By Josh Bell
For the second year in a row, the Dam Short Film Festival was held virtually, and for the second year in a row, the festival organizers made an effective effort to replicate the sense of community that’s one of the hallmarks of the Boulder City-based event. The festival live streams offered glimpses of the familiar DSFF surroundings at the Boulder Dam Hotel and even incorporated Boulder City’s annual Best Dam Wine Walk. The festival’s connection to Boulder City is one of the best things about DSFF, and it’s heartening to see that kept alive even when viewers have to stay home.
One thing that never changes is that DSFF programs a wide-ranging selection of great short films, and this year’s 18th edition featured a strong lineup of shorts, including several standout local productions. There were Nevada-based films in multiple blocks in addition to the Nevada-focused program, which was highlighted by films from longtime collaborators Alberto Triana and Hisonni Mustafa.
Triana’s “Novenario,” which was also a highlight of last year’s Las Vegas Queer Arts Film Festival, is a highly personal story inspired by the death of Triana’s grandmother. Amanda Guardado stars as a woman grappling with her heritage following the death of her grandfather. It’s a sensitive story about identity, providing insightful commentary on first-generation Americans while remaining focused on its protagonist’s specific journey.
Mustafa’s “Blunt” deals with similar themes of identity, via two conversations that are gradually revealed to be related. As its title implies, “Blunt” is a bit more direct and confrontational than “Novenario,” but it’s similarly well-acted and thoughtful.
Outside the Nevada program, a couple of locally shot films demonstrated the cinematic variety of Southern Nevada. John Quigley’s heist drama “60 Seconds” takes place in Laughlin, not a location often depicted onscreen, telling a stylish, twist-filled crime story in 18 minutes. Quigley makes great use of Laughlin’s unique mix of Vegas-style casinos and wide-open natural landscapes, including the Colorado River.
In Sunny Bonner’s quiet, well-observed drama “Maybe Tomorrow,” a woman living in her car along with her young niece drives around the backroads of Henderson, scraping together money and brief moments of comfort while hoping for a better future.
The Nevada film award went to the documentary “Windsor Park: The Sinking Streets,” created by UNLV professor Brett Levner and her documentary filmmaking class, and other highlights among the award-winners were the overall audience award winner “Living All of Life” and the documentary winner “Everything in Hardware.”
The Mexican film “Living All of Life” is a crowd-pleaser that doesn’t pander to its audience, telling the story of an older woman whose neighbor helps her rediscover her passion after her husband leaves her. “Everything in Hardware” is a feel-good story, too, following Pittsburgh musician Jon Bindley as he explores and revives his family’s neglected legacy as pioneering industrialists and retailers.

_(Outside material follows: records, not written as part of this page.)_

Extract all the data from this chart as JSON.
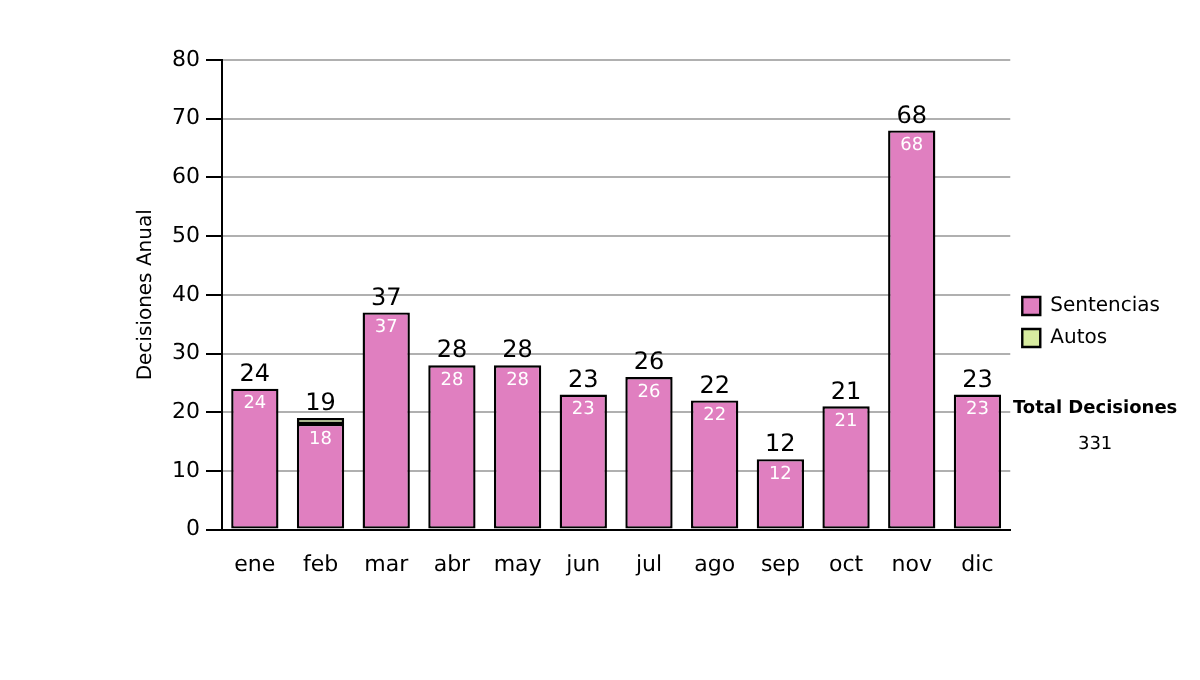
{
  "chart_data": {
    "type": "bar",
    "stacked": true,
    "ylabel": "Decisiones Anual",
    "categories": [
      "ene",
      "feb",
      "mar",
      "abr",
      "may",
      "jun",
      "jul",
      "ago",
      "sep",
      "oct",
      "nov",
      "dic"
    ],
    "series": [
      {
        "name": "Sentencias",
        "color": "#e07fc0",
        "values": [
          24,
          18,
          37,
          28,
          28,
          23,
          26,
          22,
          12,
          21,
          68,
          23
        ],
        "value_labels": [
          "24",
          "18",
          "37",
          "28",
          "28",
          "23",
          "26",
          "22",
          "12",
          "21",
          "68",
          "23"
        ]
      },
      {
        "name": "Autos",
        "color": "#d8eca0",
        "values": [
          0,
          1,
          0,
          0,
          0,
          0,
          0,
          0,
          0,
          0,
          0,
          0
        ]
      }
    ],
    "totals": [
      "24",
      "19",
      "37",
      "28",
      "28",
      "23",
      "26",
      "22",
      "12",
      "21",
      "68",
      "23"
    ],
    "ylim": [
      0,
      80
    ],
    "yticks": [
      0,
      10,
      20,
      30,
      40,
      50,
      60,
      70,
      80
    ],
    "grid": "y",
    "legend": "right",
    "annotations": [
      "Total Decisiones",
      "331"
    ]
  }
}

Elsewhere in the festival, I also enjoyed the stark black-and-white Irish folk-horror movie “Bainne,” directed by actor Jack Reynor; intense, intricate sci-fi drama “The Following Year,” in which a troubled man uses a clone to take revenge on his wife’s killer; mockumentary “The Water Sommelier,” an amusing takedown of culinary pretentiousness; and “On the Rocks,” a laid-back comedy about dating misadventures in a Los Angeles bar.
There were gems in nearly every program, and the great thing about short films is that if one isn’t appealing, there’s another one coming up in a few minutes. The virtual format makes it easier to skip past the duds, but there’s value in experiencing the carefully curated programs in full, to appreciate the meticulous efforts of the programmers to balance genres, styles, and running times. I hope to return to Boulder City to be fully immersed in that programming in person as soon as it’s safe and sensible.